Arrivés à destination un peu après le lever du soleil, dans un joli quartier de la capitale, après un chaleureux accueil de la part de nos hôtes et une collation très bienvenue, on nous permet de dormir un peu avant le départ, plus tard en journée, vers le bidonville. Nous nous sentions tellement vidés que ce ne fut pas un problème de roupiller à sept, sur une petite mousse par terre, épaules à épaules. La promiscuité à son meilleur. Peu importe. Ronflons en choeur, nous sommes crevés!
Peu de temps après ce somme, nous quittons en direction du Barrio, l'un des plus grands bidonvilles de Managua.
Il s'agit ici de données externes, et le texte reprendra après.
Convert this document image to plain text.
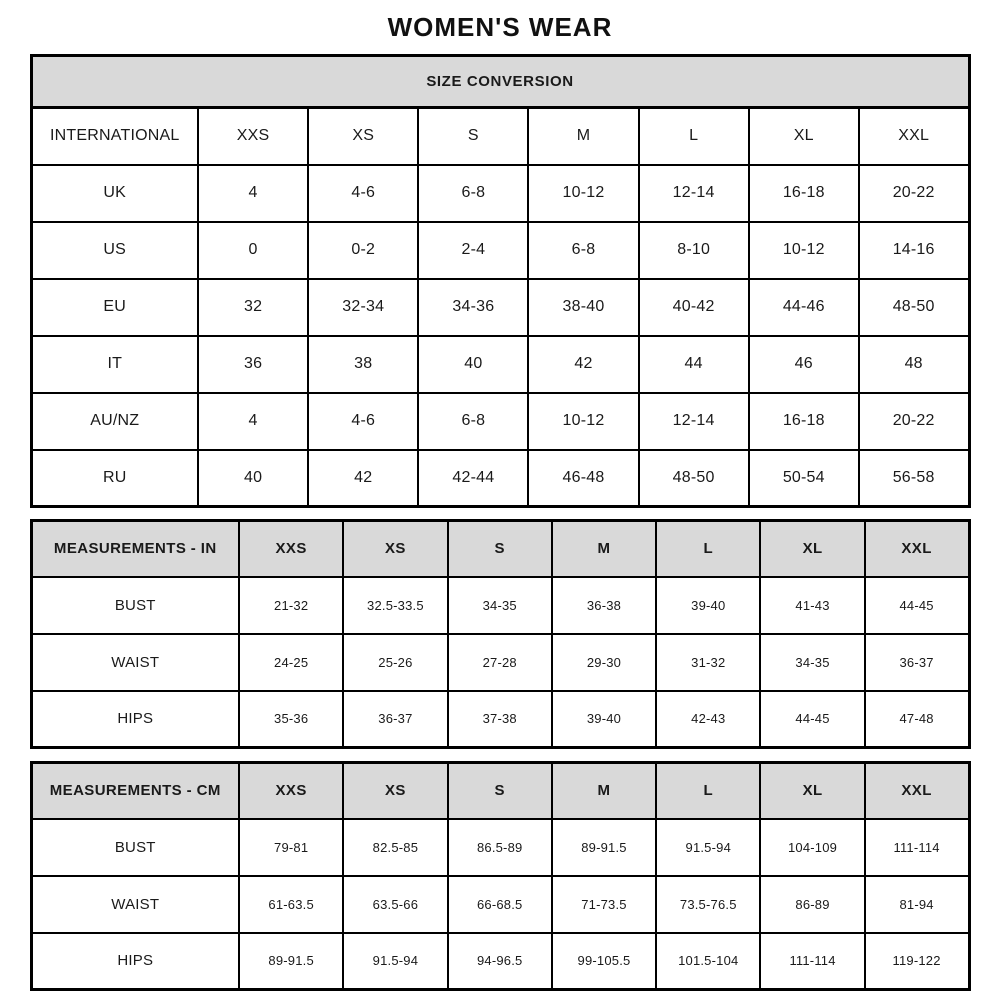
WOMEN'S WEAR
SIZE CONVERSION							
INTERNATIONAL	XXS	XS	S	M	L	XL	XXL
UK	4	4-6	6-8	10-12	12-14	16-18	20-22
US	0	0-2	2-4	6-8	8-10	10-12	14-16
EU	32	32-34	34-36	38-40	40-42	44-46	48-50
IT	36	38	40	42	44	46	48
AU/NZ	4	4-6	6-8	10-12	12-14	16-18	20-22
RU	40	42	42-44	46-48	48-50	50-54	56-58
MEASUREMENTS - IN	XXS	XS	S	M	L	XL	XXL
BUST	21-32	32.5-33.5	34-35	36-38	39-40	41-43	44-45
WAIST	24-25	25-26	27-28	29-30	31-32	34-35	36-37
HIPS	35-36	36-37	37-38	39-40	42-43	44-45	47-48
MEASUREMENTS - CM	XXS	XS	S	M	L	XL	XXL
BUST	79-81	82.5-85	86.5-89	89-91.5	91.5-94	104-109	111-114
WAIST	61-63.5	63.5-66	66-68.5	71-73.5	73.5-76.5	86-89	81-94
HIPS	89-91.5	91.5-94	94-96.5	99-105.5	101.5-104	111-114	119-122
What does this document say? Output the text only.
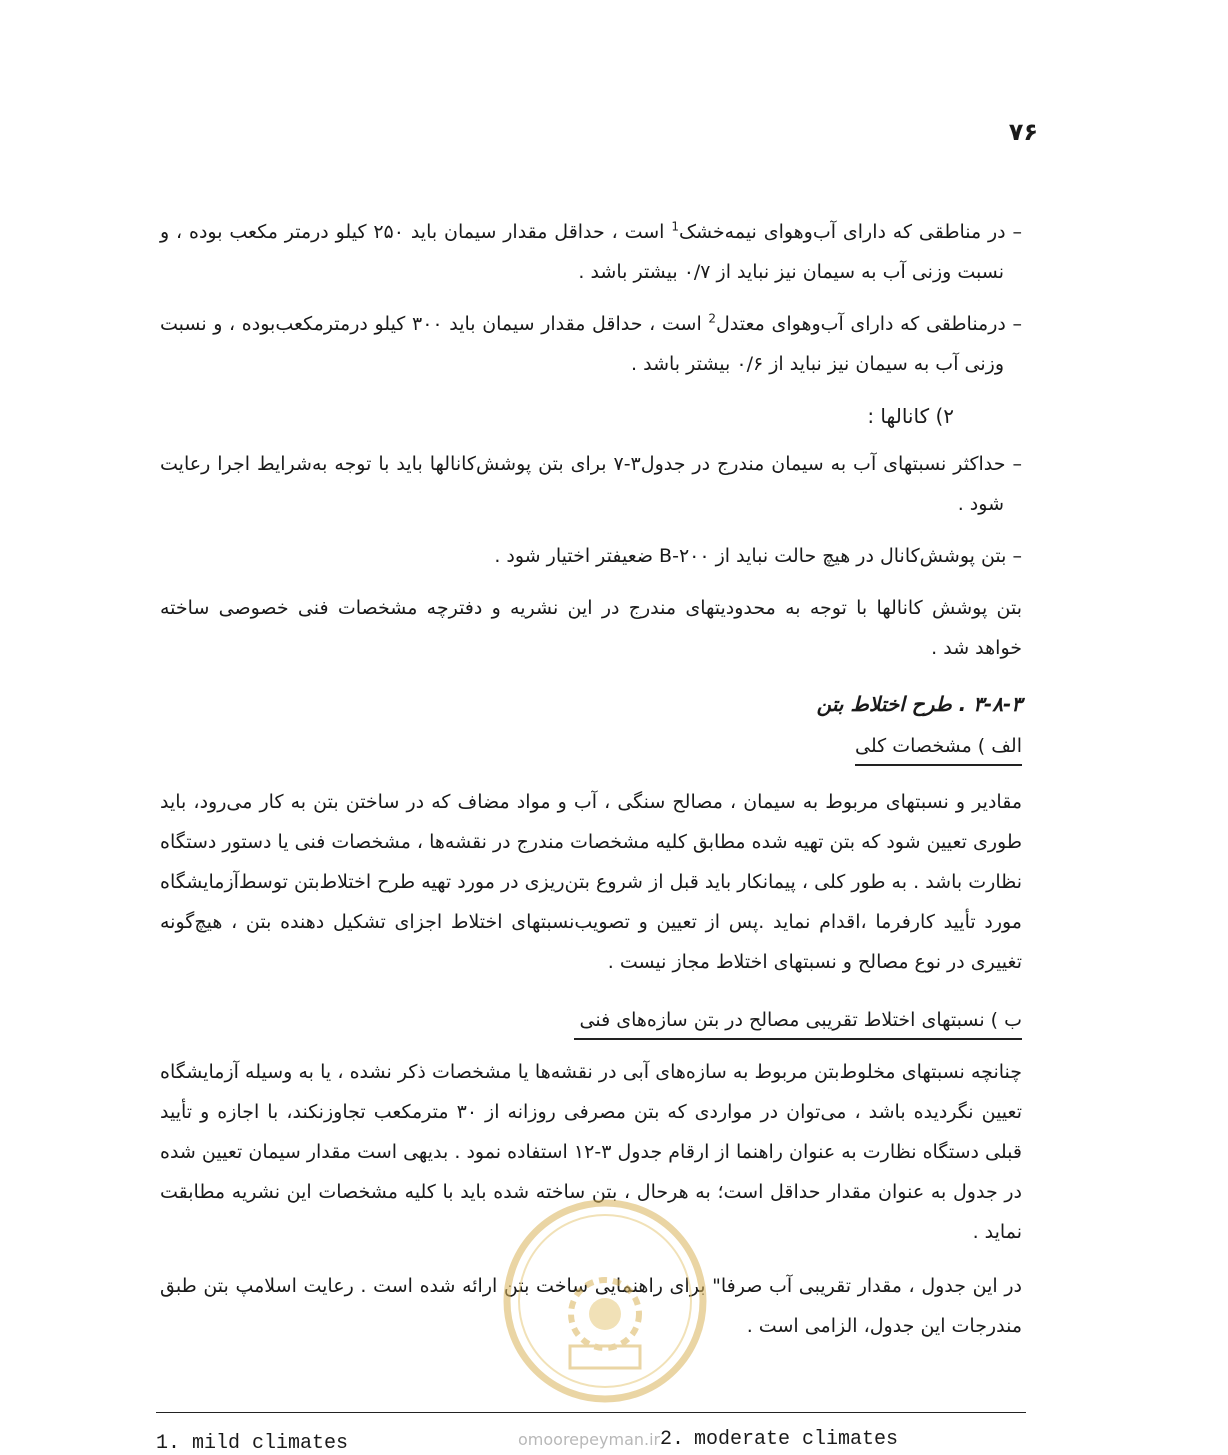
۷۶

– در مناطقی که دارای آب‌وهوای نیمه‌خشک$^1$ است ، حداقل مقدار سیمان باید ۲۵۰ کیلو درمتر مکعب بوده ، و نسبت وزنی آب به سیمان نیز نباید از ۰/۷ بیشتر باشد .

– درمناطقی که دارای آب‌وهوای معتدل$^2$ است ، حداقل مقدار سیمان باید ۳۰۰ کیلو درمترمکعب‌بوده ، و نسبت وزنی آب به سیمان نیز نباید از ۰/۶ بیشتر باشد .

۲) کانالها :

– حداکثر نسبتهای آب به سیمان مندرج در جدول۳-۷ برای بتن پوشش‌کانالها باید با توجه به‌شرایط اجرا رعایت شود .

– بتن پوشش‌کانال در هیچ حالت نباید از B-۲۰۰ ضعیفتر اختیار شود .

بتن پوشش کانالها با توجه به محدودیتهای مندرج در این نشریه و دفترچه مشخصات فنی خصوصی ساخته خواهد شد .

۳-۸-۳ . طرح اختلاط بتن
الف ) مشخصات کلی

مقادیر و نسبتهای مربوط به سیمان ، مصالح سنگی ، آب و مواد مضاف که در ساختن بتن به کار می‌رود، باید طوری تعیین شود که بتن تهیه شده مطابق کلیه مشخصات مندرج در نقشه‌ها ، مشخصات فنی یا دستور دستگاه نظارت باشد . به طور کلی ، پیمانکار باید قبل از شروع بتن‌ریزی در مورد تهیه طرح اختلاط‌بتن توسط‌آزمایشگاه مورد تأیید کارفرما ،اقدام نماید .پس از تعیین و تصویب‌نسبتهای اختلاط اجزای تشکیل دهنده بتن ، هیچ‌گونه تغییری در نوع مصالح و نسبتهای اختلاط مجاز نیست .

ب ) نسبتهای اختلاط تقریبی مصالح در بتن سازه‌های فنی

چنانچه نسبتهای مخلوط‌بتن مربوط به سازه‌های آبی در نقشه‌ها یا مشخصات ذکر نشده ، یا به وسیله آزمایشگاه تعیین نگردیده باشد ، می‌توان در مواردی که بتن مصرفی روزانه از ۳۰ مترمکعب تجاوزنکند، با اجازه و تأیید قبلی دستگاه نظارت به عنوان راهنما از ارقام جدول ۳-۱۲ استفاده نمود . بدیهی است مقدار سیمان تعیین شده در جدول به عنوان مقدار حداقل است؛ به هرحال ، بتن ساخته شده باید با کلیه مشخصات این نشریه مطابقت نماید .

در این جدول ، مقدار تقریبی آب صرفا" برای راهنمایی ساخت بتن ارائه شده است . رعایت اسلامپ بتن طبق مندرجات این جدول، الزامی است .

1. mild climates	2. moderate climates
omoorepeyman.ir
Nous serons deux par deux dans des familles d'accueil, incluant notre guide québécoise, et cela pour cinq jours. Nous ne pouvons y demeurer durant le week-end, la violence y étant particulièrement élevée, les gangs de rue semant la terreur. Déjà, durant la semaine, il nous faut porter notre sac à dos sur la poitrine, ne pas porter de bijoux, incluant nos montres, éviter les contacts avec les gens et ne jamais oublier que la police n'ose même plus s'aventurer dans ce quartier extrêment pauvre. Les voleurs nous surveillent, en tout temps, aux coins des ruelles, pour soutirer aux passants la moindre chose pouvant rapporter quelques sous. Ceux-ci serviront malheureusement à acheter de la colle dans des sacs de papier, au marché en plein air, afin de s'enfuir quelques moments de ce monde de désespérance et de folie (le chant de Noël 'Les enfants oubliés' me montait au coeur... ). Ce sera la partie la plus stressante de notre voyage. Nous ferons éventuellement la visite d'un bidonville à la campagne, mais le climat y est totalement différent. Les gens sont physiquement éloignés les uns des autres, plutôt auto-suffisants) et on ne ressent pas la tension constante du Barrio de Managua.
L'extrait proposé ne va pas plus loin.